DCHS Listed as "High Priority" School In State's Annual Progress Report

August 7, 2007
Dwayne Page

The Tennessee Department of Education released its annual progress report this week listing which Tennessee schools and school systems met performance standards for the 2006-07 school year. In accordance with No Child Left Behind, the DeKalb County School System is listed as "Good Standing" as it met necessary benchmarks for the 2006-2007 school year.

According to Supervisor of Instruction Dr. Carol Hendrix, "DeKalb West School, Northside Elementary and Smithville Elementary are all listed as "Good Standing" as they met all No Child Left Behind benchmarks for the 2006-2007 school year in 37 categories.
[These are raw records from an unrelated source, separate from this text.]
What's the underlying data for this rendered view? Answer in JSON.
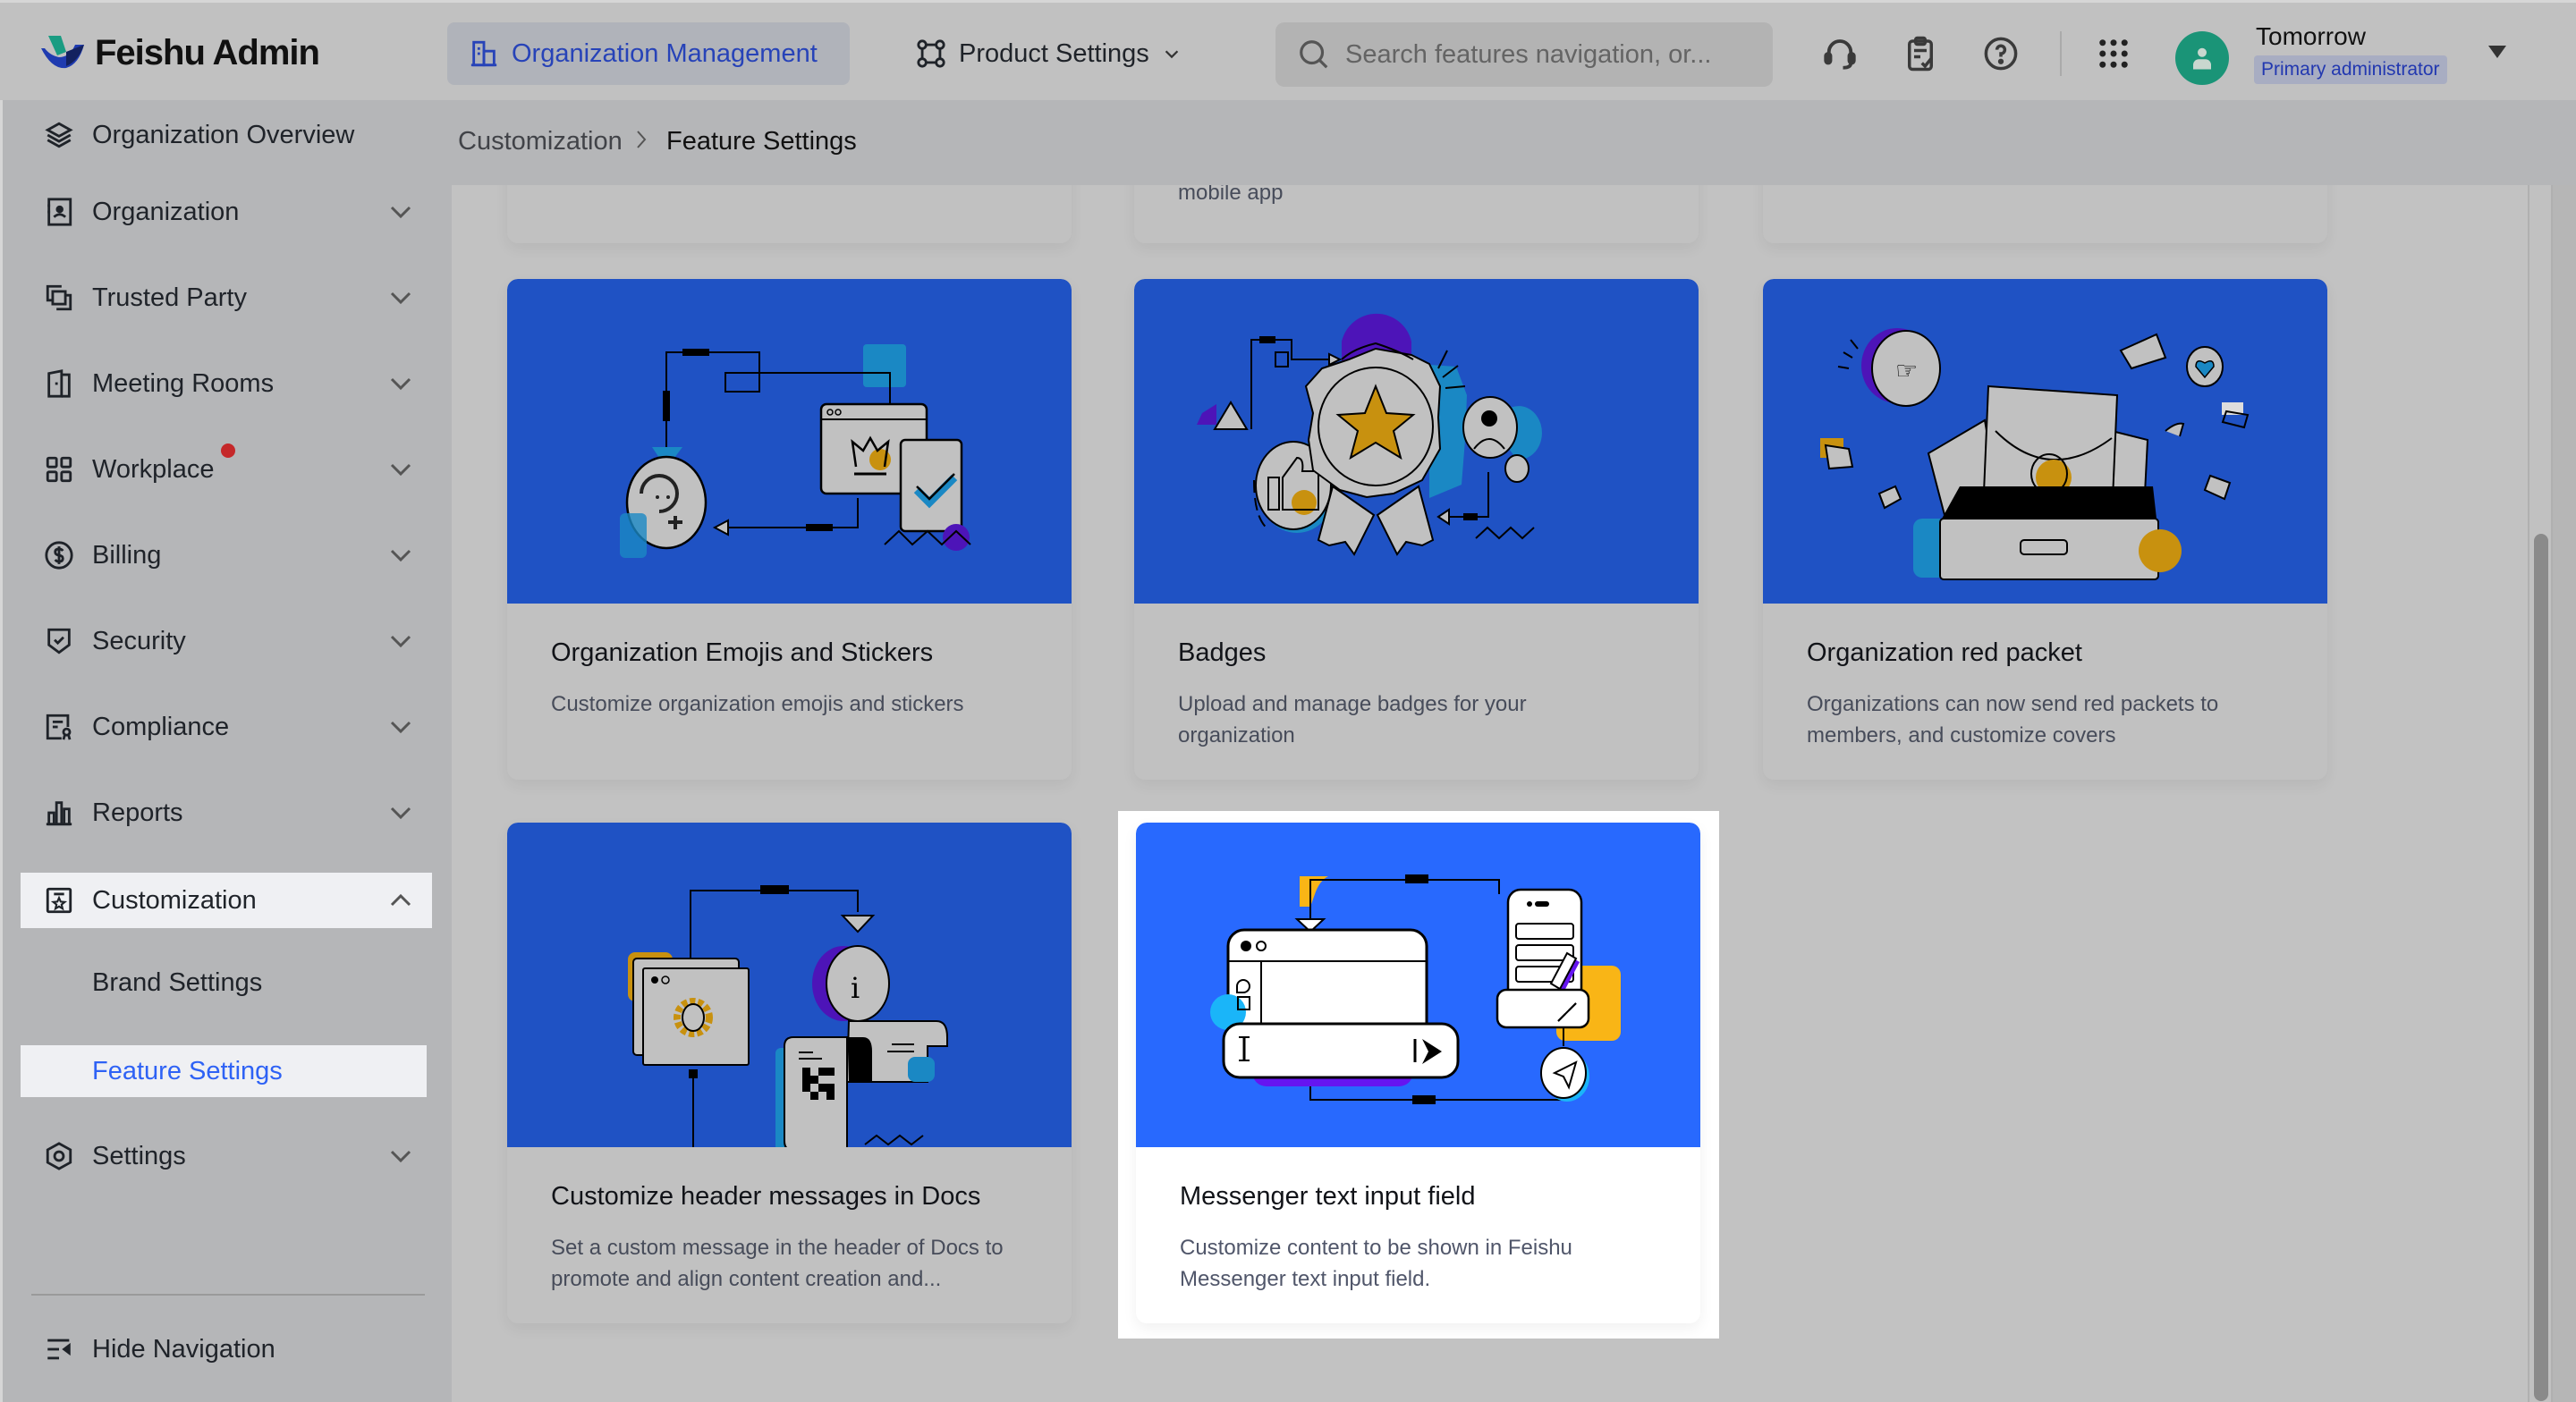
{
  "app": {
    "title": "Feishu Admin"
  },
  "topbar": {
    "tabs": [
      {
        "label": "Organization Management",
        "icon": "building-icon",
        "active": true
      },
      {
        "label": "Product Settings",
        "icon": "nodes-icon",
        "active": false,
        "has_dropdown": true
      }
    ],
    "search": {
      "placeholder": "Search features navigation, or..."
    },
    "icons": [
      "headset-icon",
      "clipboard-check-icon",
      "help-icon",
      "apps-grid-icon"
    ],
    "user": {
      "name": "Tomorrow",
      "role": "Primary administrator",
      "avatar_color": "#1a9477"
    }
  },
  "sidebar": {
    "items": [
      {
        "label": "Organization Overview",
        "icon": "layers-icon",
        "expandable": false
      },
      {
        "label": "Organization",
        "icon": "contact-book-icon",
        "expandable": true
      },
      {
        "label": "Trusted Party",
        "icon": "linked-squares-icon",
        "expandable": true
      },
      {
        "label": "Meeting Rooms",
        "icon": "door-icon",
        "expandable": true
      },
      {
        "label": "Workplace",
        "icon": "grid-icon",
        "expandable": true,
        "badge_dot": true
      },
      {
        "label": "Billing",
        "icon": "dollar-icon",
        "expandable": true
      },
      {
        "label": "Security",
        "icon": "shield-check-icon",
        "expandable": true
      },
      {
        "label": "Compliance",
        "icon": "certificate-icon",
        "expandable": true
      },
      {
        "label": "Reports",
        "icon": "bar-chart-icon",
        "expandable": true
      },
      {
        "label": "Customization",
        "icon": "star-frame-icon",
        "expandable": true,
        "expanded": true,
        "children": [
          {
            "label": "Brand Settings",
            "active": false
          },
          {
            "label": "Feature Settings",
            "active": true
          }
        ]
      },
      {
        "label": "Settings",
        "icon": "hex-gear-icon",
        "expandable": true
      }
    ],
    "footer": {
      "label": "Hide Navigation",
      "icon": "collapse-menu-icon"
    }
  },
  "breadcrumb": {
    "items": [
      "Customization",
      "Feature Settings"
    ]
  },
  "content": {
    "partial_row": [
      {
        "desc_tail": ""
      },
      {
        "desc_tail": "mobile app"
      },
      {
        "desc_tail": ""
      }
    ],
    "cards": [
      {
        "title": "Organization Emojis and Stickers",
        "desc": "Customize organization emojis and stickers",
        "illustration": "emoji-illustration",
        "highlighted": false
      },
      {
        "title": "Badges",
        "desc": "Upload and manage badges for your organization",
        "illustration": "badge-illustration",
        "highlighted": false
      },
      {
        "title": "Organization red packet",
        "desc": "Organizations can now send red packets to members, and customize covers",
        "illustration": "red-packet-illustration",
        "highlighted": false
      },
      {
        "title": "Customize header messages in Docs",
        "desc": "Set a custom message in the header of Docs to promote and align content creation and...",
        "illustration": "docs-header-illustration",
        "highlighted": false
      },
      {
        "title": "Messenger text input field",
        "desc": "Customize content to be shown in Feishu Messenger text input field.",
        "illustration": "messenger-input-illustration",
        "highlighted": true
      }
    ]
  },
  "colors": {
    "accent": "#2e62f5",
    "card_art_blue": "#2869fe",
    "active_tab_text": "#2743b8",
    "notification_dot": "#c5282a"
  }
}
DeKalb Middle School met all benchmarks for the 2006-2007 school year except for the category of "Students with Disabilities".
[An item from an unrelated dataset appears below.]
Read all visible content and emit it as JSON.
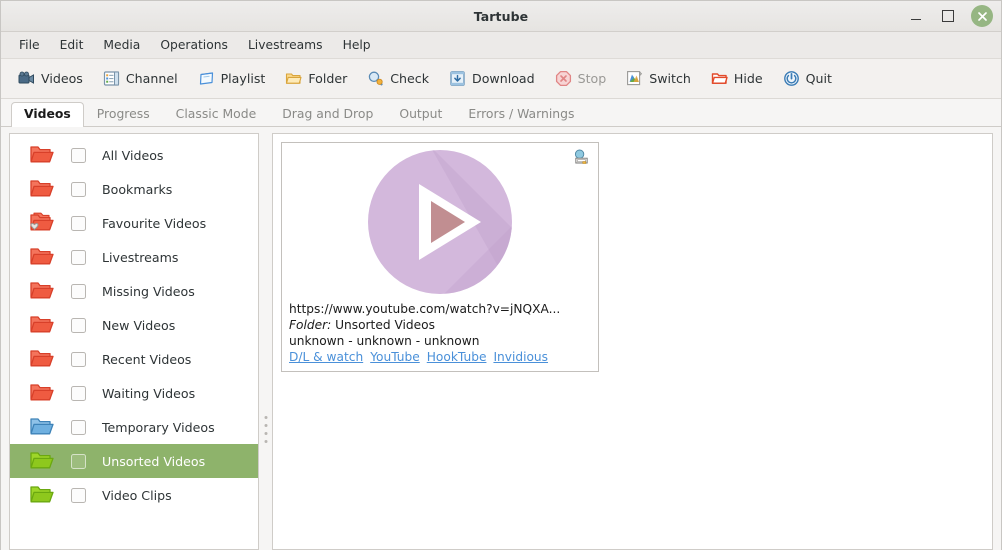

"DeKalb County High School met all No Child Left Behind benchmarks in academic areas during the 2006-2007 school year but failed to meet the additional indicator graduation rate. DeKalb County High School is listed as a "High Priority" school as a result of not making the benchmark graduation rate for the 2006-2007 school year."
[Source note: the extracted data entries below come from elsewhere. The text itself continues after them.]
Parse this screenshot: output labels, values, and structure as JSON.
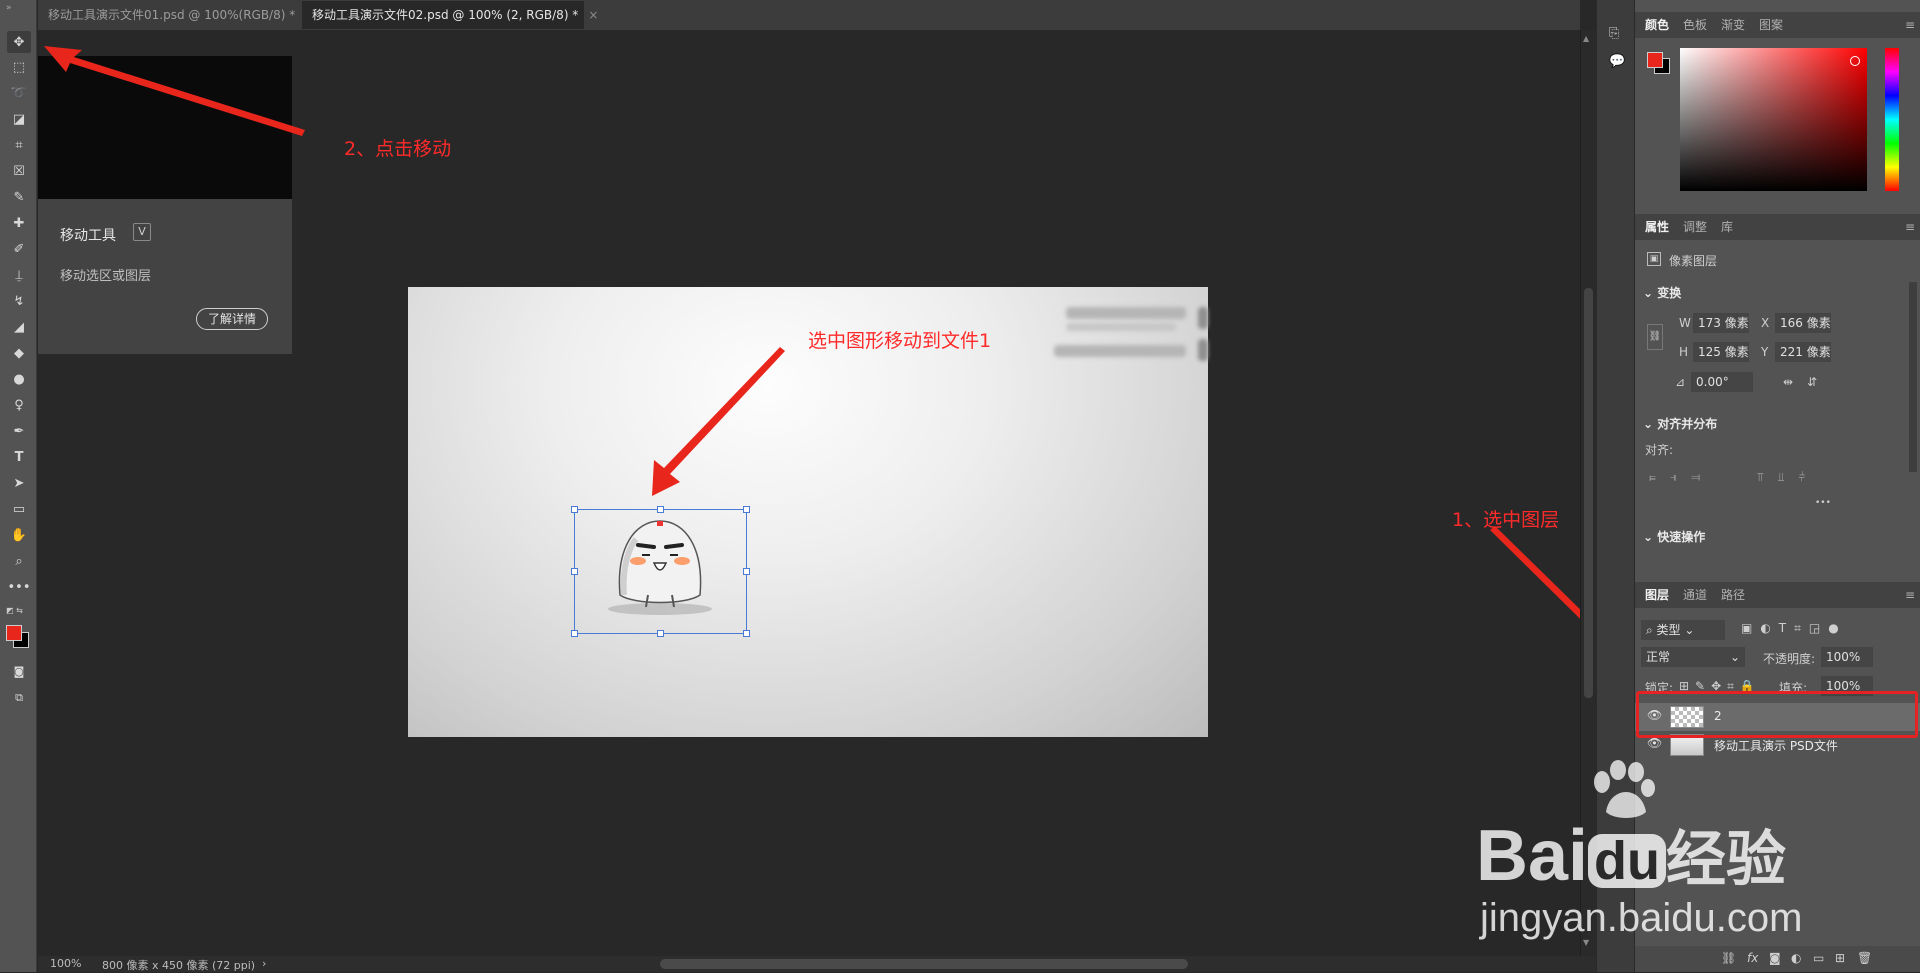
{
  "tabs": [
    {
      "label": "移动工具演示文件01.psd @ 100%(RGB/8) *",
      "close": "×"
    },
    {
      "label": "移动工具演示文件02.psd @ 100% (2, RGB/8) *",
      "close": "×"
    }
  ],
  "tools": [
    "move-icon",
    "marquee-icon",
    "lasso-icon",
    "object-select-icon",
    "crop-icon",
    "frame-icon",
    "eyedropper-icon",
    "healing-icon",
    "brush-icon",
    "stamp-icon",
    "history-brush-icon",
    "eraser-icon",
    "paint-bucket-icon",
    "blur-icon",
    "dodge-icon",
    "pen-icon",
    "type-icon",
    "path-select-icon",
    "rectangle-icon",
    "hand-icon",
    "zoom-icon",
    "more-icon"
  ],
  "tooltip": {
    "title": "移动工具",
    "shortcut": "V",
    "description": "移动选区或图层",
    "learn_more": "了解详情"
  },
  "annotations": {
    "step2": "2、点击移动",
    "move_to_file": "选中图形移动到文件1",
    "step1": "1、选中图层"
  },
  "status": {
    "zoom": "100%",
    "doc_info": "800 像素 x 450 像素 (72 ppi)",
    "arrow": "›"
  },
  "color_panel": {
    "tabs": [
      "颜色",
      "色板",
      "渐变",
      "图案"
    ],
    "foreground": "#e8261c",
    "background": "#000000"
  },
  "properties_panel": {
    "tabs": [
      "属性",
      "调整",
      "库"
    ],
    "layer_type": "像素图层",
    "transform": {
      "title": "变换",
      "w_label": "W",
      "w": "173 像素",
      "x_label": "X",
      "x": "166 像素",
      "h_label": "H",
      "h": "125 像素",
      "y_label": "Y",
      "y": "221 像素",
      "angle": "0.00°"
    },
    "align": {
      "title": "对齐并分布",
      "label": "对齐:",
      "more": "•••"
    },
    "quick": {
      "title": "快速操作"
    }
  },
  "layers_panel": {
    "tabs": [
      "图层",
      "通道",
      "路径"
    ],
    "filter": "类型",
    "blend_mode": "正常",
    "opacity_label": "不透明度:",
    "opacity": "100%",
    "lock_label": "锁定:",
    "fill_label": "填充:",
    "fill": "100%",
    "layers": [
      {
        "name": "2",
        "selected": true
      },
      {
        "name": "移动工具演示 PSD文件",
        "selected": false
      }
    ],
    "footer": [
      "link-icon",
      "fx-icon",
      "mask-icon",
      "adjustment-icon",
      "group-icon",
      "new-layer-icon",
      "trash-icon"
    ],
    "fx_label": "fx"
  },
  "watermark": {
    "brand": "Bai",
    "du": "du",
    "suffix": "经验",
    "url": "jingyan.baidu.com"
  }
}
"DeKalb County High School is among 72 other high schools across the state that did not meet all necessary benchmarks according to No Child Left Behind regulations. DeKalb County High School is listed as "School Improvement 2" indicating that DCHS did not improve its graduation rate two years consecutively. DeKalb County, through the appeals process, met the high school graduation rate for the 2005-2006 school year but remains on the list of schools needing improvement as a result of the 2006-2007 graduation rate."

Tennessee reports which schools have made ‘adequate yearly progress' (AYP) toward the goal of 100 percent of students being proficient in reading and math and a 90 percent graduation rate by 2014.

"We need to not lose sight of the fact that behind the test results are real students who rely on these schools for a quality education," Education Commissioner Lana Seivers said. "The nature of Tennessee's accountability system is to analyze the data to identify areas of need and provide customized resources to boost student achievement. The intent of everyone involved is to make the changes necessary to deliver Tennessee students the education they deserve."

Among Tennessee's newest school improvement efforts is the Tennessee Diploma Project, launched in January in affiliation with the America Diploma Project, to strengthen the high school curriculum. This initiative encourages all high school students to complete a common curriculum designed to prepare students for the demands of the workplace and higher education. The state is also realigning all K-12 standards to improve achievement and better prepare students for post-secondary opportunities.

Schools and districts must meet performance standards in 37 categories at each grade span to be deemed in good standing. Schools or districts that fall below the same standard for two or more consecutive years are identified as high priority, and must meet that performance standard for two years in order to return to good standing.